Genelgede, yukarda değinilen hizmetler dışında, uygulamaya, sorumluluklara, usul ve esaslara değinen diğer düzenlemeler de bulunuyor.
Mevsimlik tarım işçiliği, başlangıçta da vurgulandığı üzere esas olarak bir işçi işveren ilişkisidir. Mevsimlik tarım işleri, 6098 sayılı Borçlar Kanunu, 6331 sayılı İş Sağlığı ve Güvenliği Kanunu hatta, 51 ve daha fazla mevsimlik tarım işçisi çalıştıran tarım işyerleri İş Kanunu kapsamındadır.
Mevsimlik tarım işçisi olan mülteciler için yenilik var mı?
Ayrıca, 6458 sayılı Yabancılar ve Uluslararası Koruma Kanunu, 6735 sayılı Uluslararası İşgücü Kanunu ve “Geçici Koruma Sağlanan Yabancıların Çalışma İzinlerine Dair Yönetmelik” çerçevesinde özellikle “geçici koruma” altına alınan yabancılara (tanımı gereği Suriyeli, Iraklı vb.), mevsimlik tarım ve hayvancılık işlerinde çalışabilmeleri için “çalışma izni muafiyeti” tanındı.

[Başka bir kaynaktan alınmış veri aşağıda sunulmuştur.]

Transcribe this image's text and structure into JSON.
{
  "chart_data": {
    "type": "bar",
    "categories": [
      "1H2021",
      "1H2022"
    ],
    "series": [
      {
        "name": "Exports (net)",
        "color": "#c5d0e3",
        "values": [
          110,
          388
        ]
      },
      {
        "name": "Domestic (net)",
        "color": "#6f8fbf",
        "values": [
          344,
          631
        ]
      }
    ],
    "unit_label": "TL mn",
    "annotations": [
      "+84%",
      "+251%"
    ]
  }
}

Bu yasal düzenlemeler ışığında mevsimlik tarım ve hayvancılık işçiliğinin zaman içinde yoğun olarak söz konusu yabancı işçilerle sürdürülebileceği düşünüldüğünde, mevsimlik tarım ve hayvancılık işlerinin, olağan işçi işveren ilişkileri bağlamında ele alınmasını yürütecek idari alt yapının ( izleme, bilgilendirme, eğitim, denetim) bir an önce oluşturulmasına geçilmesi beklenir.

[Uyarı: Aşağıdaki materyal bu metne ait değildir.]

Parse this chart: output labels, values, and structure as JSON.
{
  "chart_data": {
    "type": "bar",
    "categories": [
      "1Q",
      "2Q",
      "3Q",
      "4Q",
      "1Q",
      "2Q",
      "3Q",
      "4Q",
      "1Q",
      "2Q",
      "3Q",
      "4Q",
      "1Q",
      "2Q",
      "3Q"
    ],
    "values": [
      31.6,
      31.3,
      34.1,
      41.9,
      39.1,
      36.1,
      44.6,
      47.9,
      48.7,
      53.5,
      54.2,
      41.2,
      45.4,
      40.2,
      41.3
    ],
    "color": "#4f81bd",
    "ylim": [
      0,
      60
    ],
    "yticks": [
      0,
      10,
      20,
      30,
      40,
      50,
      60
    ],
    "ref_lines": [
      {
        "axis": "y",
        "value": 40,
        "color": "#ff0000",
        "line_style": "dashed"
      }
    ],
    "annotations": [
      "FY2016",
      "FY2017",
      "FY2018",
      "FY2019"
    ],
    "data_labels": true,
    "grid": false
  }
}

Halbuki 2017/6 sayılı genelgeyle sağlanmaya çalışılan hizmetlerin önemli bir bölümü doğrudan toprak sahibi işverenin yükümlülükleri arasında olmasına karşın, işverenin yasal yükümlülüklerine girenler de dâhil olmak üzere, tüm hizmetlerin kamu kurumları ve kaynaklarıyla ele alınmaya çalışıldığı görülüyor. Mevsimlik tarım işlerinde çalışanların çalışma ilişkisinden kaynaklanan sorunları da kamu eliyle çözümlenmek isteniyor. Üstelik fonksiyonel kılınan kurumlar ve kaynaklar farklı olduğundan, bunların koordineli bir şekilde çalışmalarının sağlanması gerekiyor ki bu da kolay değil. Nitekim 2010/6 sayılı genelgenin yetersiz kalmasının temel nedenlerinden biri de bu olsa gerek.

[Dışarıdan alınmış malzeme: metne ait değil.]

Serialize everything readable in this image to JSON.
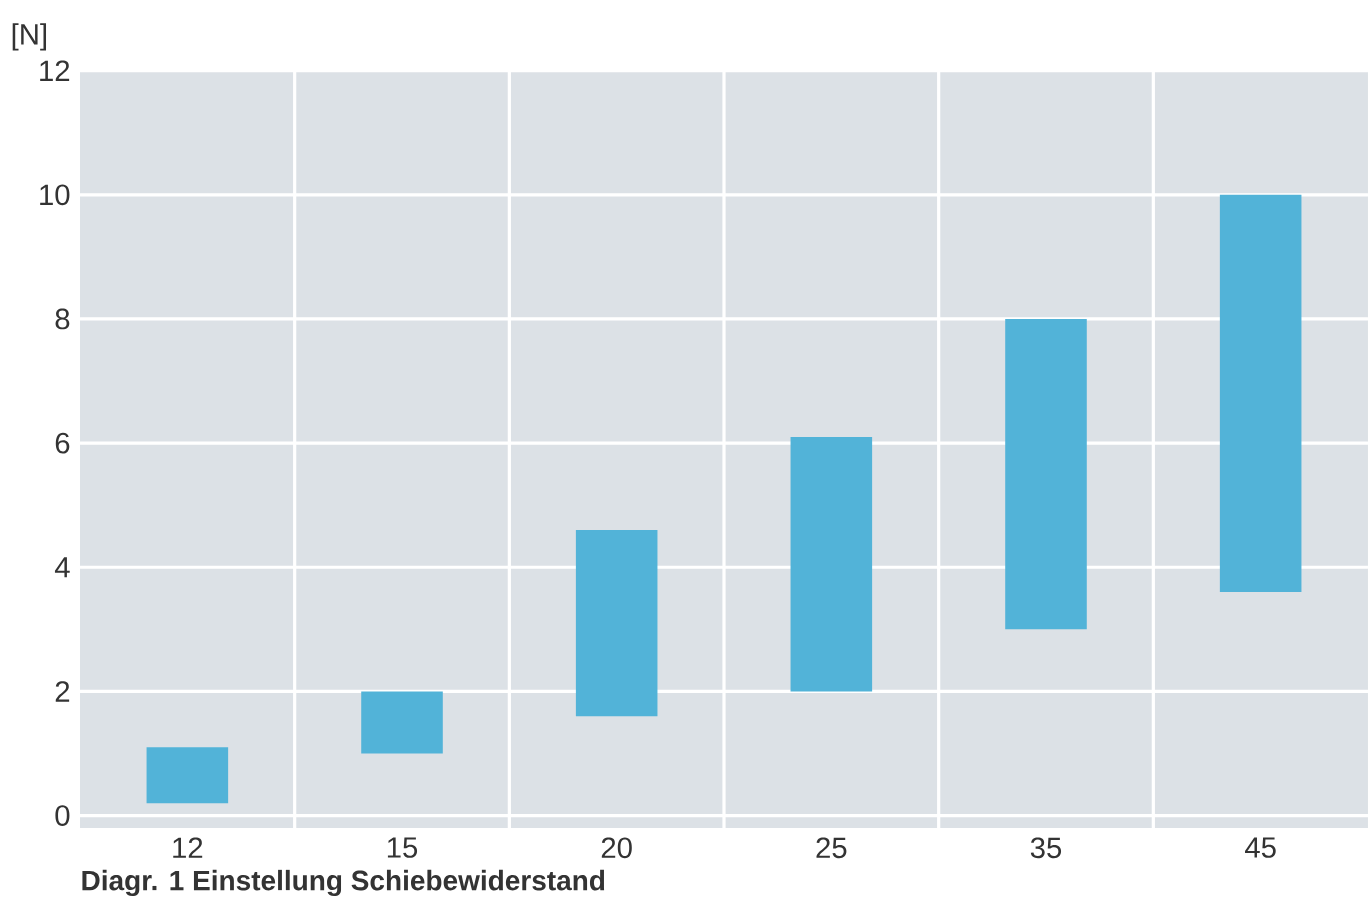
{
  "chart_data": {
    "type": "bar",
    "ylabel": "[N]",
    "categories": [
      "12",
      "15",
      "20",
      "25",
      "35",
      "45"
    ],
    "base": [
      0.2,
      1.0,
      1.6,
      2.0,
      3.0,
      3.6
    ],
    "values": [
      0.9,
      1.0,
      3.0,
      4.1,
      5.0,
      6.4
    ],
    "color": "#52b3d8",
    "ylim": [
      -0.2,
      12
    ],
    "yticks": [
      0,
      2,
      4,
      6,
      8,
      10,
      12
    ],
    "grid": true,
    "annotations": [
      "Diagr. 1 Einstellung Schiebewiderstand"
    ]
  }
}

Mevsimlik tarım işçiliği, bu yıl yeni genelgenin şemsiyesi altında gerçekleşecek. Uygulamayı izleyip gelişmeleri görmek için mevsim sonunu beklemek gerekiyor. (DK/HK)
* METİP: Çalışma ve Sosyal Güvenlik Bakanlığı'nın 2014'te yürürlüğe koyduğu Mevsimlik Gezici Tarım İşçilerinin Çalışma ve Sosyal Hayatlarının İyileştirilmesi Projesi. Bu proje 2010 Başbakanlık Genelgesi çerçevesinde oluşturulmuştu.